With apologies to King Arthur and his Knights of the Round Table, for our purposes, the Holy Grail is that which is magical and practically unattainable. So how does one go about knitting such an impossible masterpiece? Well, first we have to talk about what most knitting projects are made from. That would be yarn. And the most common source of natural yarn would be animal fibers or wool. We’ve all knit with yarn made from sheep's wool. And most of us have probably knit with alpaca. Those blessed with tons of patience might have already tackled a few projects with the more common exotic yarns: Cashmere or Mohair, both from goats, and Angora from rabbits. The less common (and more expensive) exotic yarns would include muskox (Quiviut), yak, camel and bison. There are also other unusual sources. I’ve seen yarns that contain possum and mink. Llama yarn also exists but one doesn’t see it often. Actually, one could spin yarn out of any animal fiber. Dog, for example. No lie. There’s even a word for yarn spun from dog hair. Chiengora. How charming. Silk is, technically speaking, made by an animal but not really an animal fiber. Major essays could be written about all of these sources of yarn, and one day, maybe I’ll take up that challenge. But today I’m here to specifically write about one particular animal fiber. The Rolls Royce of wool. Vicuña.
The diameter of a wool fiber is measured in microns. A micron is one millionth of a meter. An average human hair, for example, measures approximately 100 microns. The lower the number of microns, the finer the wool. A wool that is exceptionally fine will measure in the low teens. Cashmere, Angora, the finest of Alpaca and the highest quality Merino sheep are examples of wool that measure in the 12 to 15 range. Quiviut averages around 11 microns. Cathy actually carries a few balls of Quiviut blend in the store. I'm not sure if I’m allowed to touch it. Vicuña (pronounced vee-coo-nyah) measures from 6 to 10 microns. To say that Vicuña is of a fine quality is to say that Shakespeare wrote some nice plays, that Beethoven came up with some charming melodies, that Picasso drew some pretty pictures, that Michael Jordan knew how to shoot a basketball. It is a trip to the moon just to be able to say that one has touched this yarn. And to say that one has actually knit with Vicuña must be what achieving Nirvana is all about. So lookout, Nirvana, ‘cause here I come!

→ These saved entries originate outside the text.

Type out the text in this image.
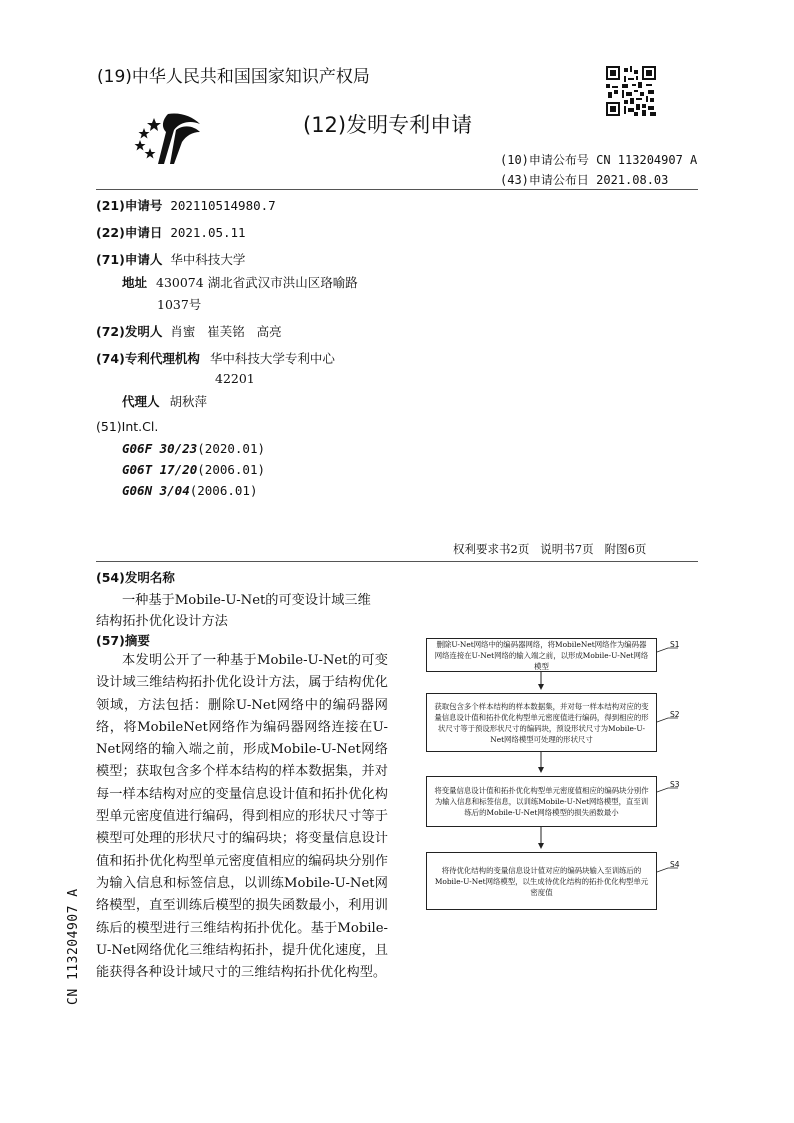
(19)中华人民共和国国家知识产权局
(12)发明专利申请
(10)申请公布号 CN 113204907 A
(43)申请公布日 2021.08.03
(21)申请号 202110514980.7
(22)申请日 2021.05.11
(71)申请人 华中科技大学
地址 430074 湖北省武汉市洪山区珞喻路
1037号
(72)发明人 肖蜜   崔芙铭   高亮
(74)专利代理机构 华中科技大学专利中心
42201
代理人 胡秋萍
(51)Int.Cl.
G06F 30/23(2020.01)
G06T 17/20(2006.01)
G06N 3/04(2006.01)
权利要求书2页   说明书7页   附图6页
(54)发明名称
一种基于Mobile-U-Net的可变设计域三维
结构拓扑优化设计方法
(57)摘要
本发明公开了一种基于Mobile-U-Net的可变设计域三维结构拓扑优化设计方法，属于结构优化领域，方法包括：删除U-Net网络中的编码器网络，将MobileNet网络作为编码器网络连接在U-Net网络的输入端之前，形成Mobile-U-Net网络模型；获取包含多个样本结构的样本数据集，并对每一样本结构对应的变量信息设计值和拓扑优化构型单元密度值进行编码，得到相应的形状尺寸等于模型可处理的形状尺寸的编码块；将变量信息设计值和拓扑优化构型单元密度值相应的编码块分别作为输入信息和标签信息，以训练Mobile-U-Net网络模型，直至训练后模型的损失函数最小，利用训练后的模型进行三维结构拓扑优化。基于Mobile-U-Net网络优化三维结构拓扑，提升优化速度，且能获得各种设计域尺寸的三维结构拓扑优化构型。
CN 113204907 A
删除U-Net网络中的编码器网络，将MobileNet网络作为编码器网络连接在U-Net网络的输入端之前，以形成Mobile-U-Net网络模型
S1
获取包含多个样本结构的样本数据集，并对每一样本结构对应的变量信息设计值和拓扑优化构型单元密度值进行编码，得到相应的形状尺寸等于预设形状尺寸的编码块，预设形状尺寸为Mobile-U-Net网络模型可处理的形状尺寸
S2
将变量信息设计值和拓扑优化构型单元密度值相应的编码块分别作为输入信息和标签信息，以训练Mobile-U-Net网络模型，直至训练后的Mobile-U-Net网络模型的损失函数最小
S3
将待优化结构的变量信息设计值对应的编码块输入至训练后的Mobile-U-Net网络模型，以生成待优化结构的拓扑优化构型单元密度值
S4
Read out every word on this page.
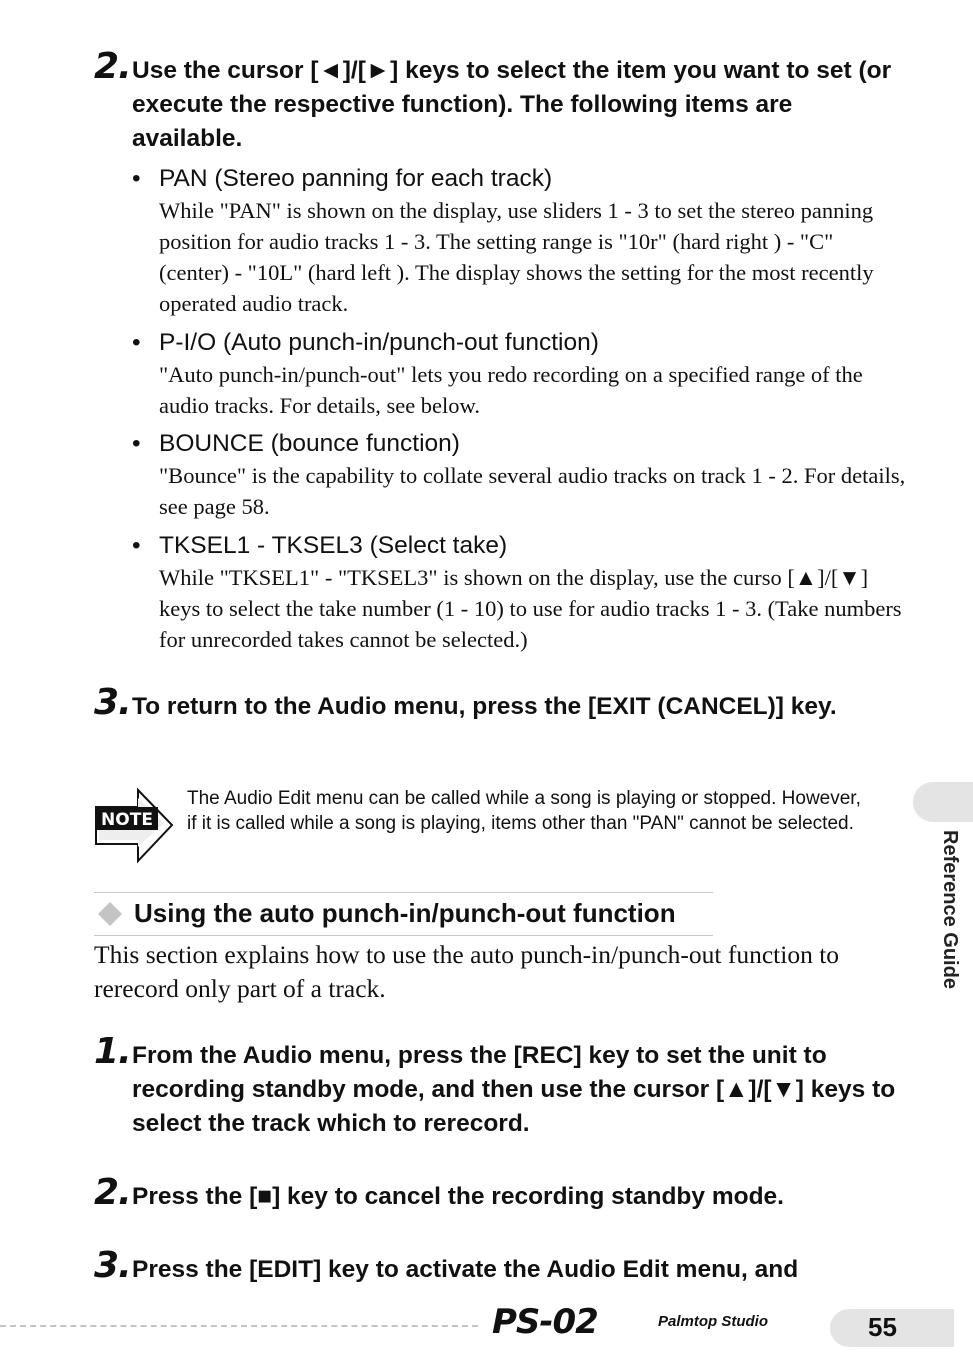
2. Use the cursor [◄]/[►] keys to select the item you want to set (or execute the respective function). The following items are available.
• PAN (Stereo panning for each track)
While "PAN" is shown on the display, use sliders 1 - 3 to set the stereo panning position for audio tracks 1 - 3. The setting range is "10r" (hard right ) - "C" (center) - "10L" (hard left ). The display shows the setting for the most recently operated audio track.
• P-I/O (Auto punch-in/punch-out function)
"Auto punch-in/punch-out" lets you redo recording on a specified range of the audio tracks. For details, see below.
• BOUNCE (bounce function)
"Bounce" is the capability to collate several audio tracks on track 1 - 2. For details, see page 58.
• TKSEL1 - TKSEL3 (Select take)
While "TKSEL1" - "TKSEL3" is shown on the display, use the curso [▲]/[▼] keys to select the take number (1 - 10) to use for audio tracks 1 - 3. (Take numbers for unrecorded takes cannot be selected.)
3. To return to the Audio menu, press the [EXIT (CANCEL)] key.
NOTE
The Audio Edit menu can be called while a song is playing or stopped. However, if it is called while a song is playing, items other than "PAN" cannot be selected.
Using the auto punch-in/punch-out function
This section explains how to use the auto punch-in/punch-out function to rerecord only part of a track.
1. From the Audio menu, press the [REC] key to set the unit to recording standby mode, and then use the cursor [▲]/[▼] keys to select the track which to rerecord.
2. Press the [■] key to cancel the recording standby mode.
3. Press the [EDIT] key to activate the Audio Edit menu, and
Reference Guide
PS-02	Palmtop Studio	55
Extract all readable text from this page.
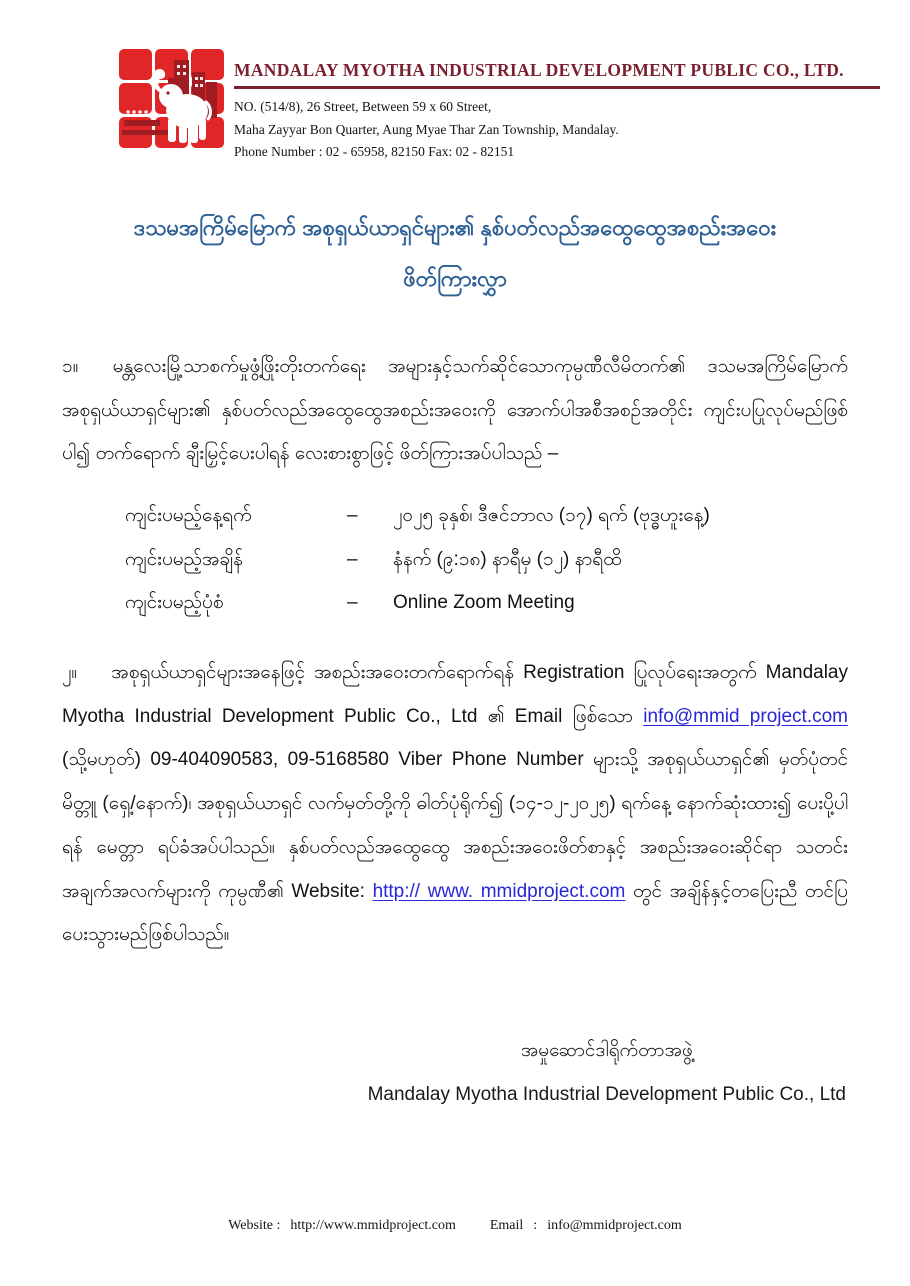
MANDALAY MYOTHA INDUSTRIAL DEVELOPMENT PUBLIC CO., LTD.
NO. (514/8), 26 Street, Between 59 x 60 Street,
Maha Zayyar Bon Quarter, Aung Myae Thar Zan Township, Mandalay.
Phone Number : 02 - 65958, 82150 Fax: 02 - 82151
ဒသမအကြိမ်မြောက် အစုရှယ်ယာရှင်များ၏ နှစ်ပတ်လည်အထွေထွေအစည်းအဝေး
ဖိတ်ကြားလွှာ

၁။ မန္တလေးမြို့သာစက်မှုဖွံ့ဖြိုးတိုးတက်ရေး အများနှင့်သက်ဆိုင်သောကုမ္ပဏီလီမိတက်၏ ဒသမအကြိမ်မြောက် အစုရှယ်ယာရှင်များ၏ နှစ်ပတ်လည်အထွေထွေအစည်းအဝေးကို အောက်ပါအစီအစဉ်အတိုင်း ကျင်းပပြုလုပ်မည်ဖြစ်ပါ၍ တက်ရောက် ချီးမြှင့်ပေးပါရန် လေးစားစွာဖြင့် ဖိတ်ကြားအပ်ပါသည် –

ကျင်းပမည့်နေ့ရက်	–	၂၀၂၅ ခုနှစ်၊ ဒီဇင်ဘာလ (၁၇) ရက် (ဗုဒ္ဓဟူးနေ့)
ကျင်းပမည့်အချိန်	–	နံနက် (၉:၁၈) နာရီမှ (၁၂) နာရီထိ
ကျင်းပမည့်ပုံစံ	–	Online Zoom Meeting

၂။ အစုရှယ်ယာရှင်များအနေဖြင့် အစည်းအဝေးတက်ရောက်ရန် Registration ပြုလုပ်ရေးအတွက် Mandalay Myotha Industrial Development Public Co., Ltd ၏ Email ဖြစ်သော info@mmid project.com (သို့မဟုတ်) 09-404090583, 09-5168580 Viber Phone Number များသို့ အစုရှယ်ယာရှင်၏ မှတ်ပုံတင်မိတ္တူ (ရှေ့/နောက်)၊ အစုရှယ်ယာရှင် လက်မှတ်တို့ကို ဓါတ်ပုံရိုက်၍ (၁၄-၁၂-၂၀၂၅) ရက်နေ့ နောက်ဆုံးထား၍ ပေးပို့ပါရန် မေတ္တာ ရပ်ခံအပ်ပါသည်။ နှစ်ပတ်လည်အထွေထွေ အစည်းအဝေးဖိတ်စာနှင့် အစည်းအဝေးဆိုင်ရာ သတင်းအချက်အလက်များကို ကုမ္ပဏီ၏ Website: http:// www. mmidproject.com တွင် အချိန်နှင့်တပြေးညီ တင်ပြပေးသွားမည်ဖြစ်ပါသည်။

အမှုဆောင်ဒါရိုက်တာအဖွဲ့
Mandalay Myotha Industrial Development Public Co., Ltd
Website : http://www.mmidproject.com Email : info@mmidproject.com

There is one small impediment, however. You can’t expect to pay the same price for a Rolls Royce that you would pay for a Minivan. Online sources show a woven Vicuña scarf retailing for $1,500. A man’s overcoat goes for $20,000. Unless you’re in the Bill Gates category of wealth, these are prices that make one pause. Currently, quality vicuña yarn costs around $300 dollars an ounce. This ounce will provide one with 200 yards or so of unsurpassed luxury. With it one could make half a hat or a small portion of a scarf. But what the heck. If I’m going to knit with Vicuña, I’m not going to mess around with a hat or a scarf or, heaven forbid, socks! I’m going to make me a Double X sweater. Excuse me a sec while I go do the math.
According to my calculator, a 100% Vicuña Double X sweater knit in a simple pattern would cost around $4,800 in yarn. But I will not be deterred. I think it’s time to ask Cathy for a raise.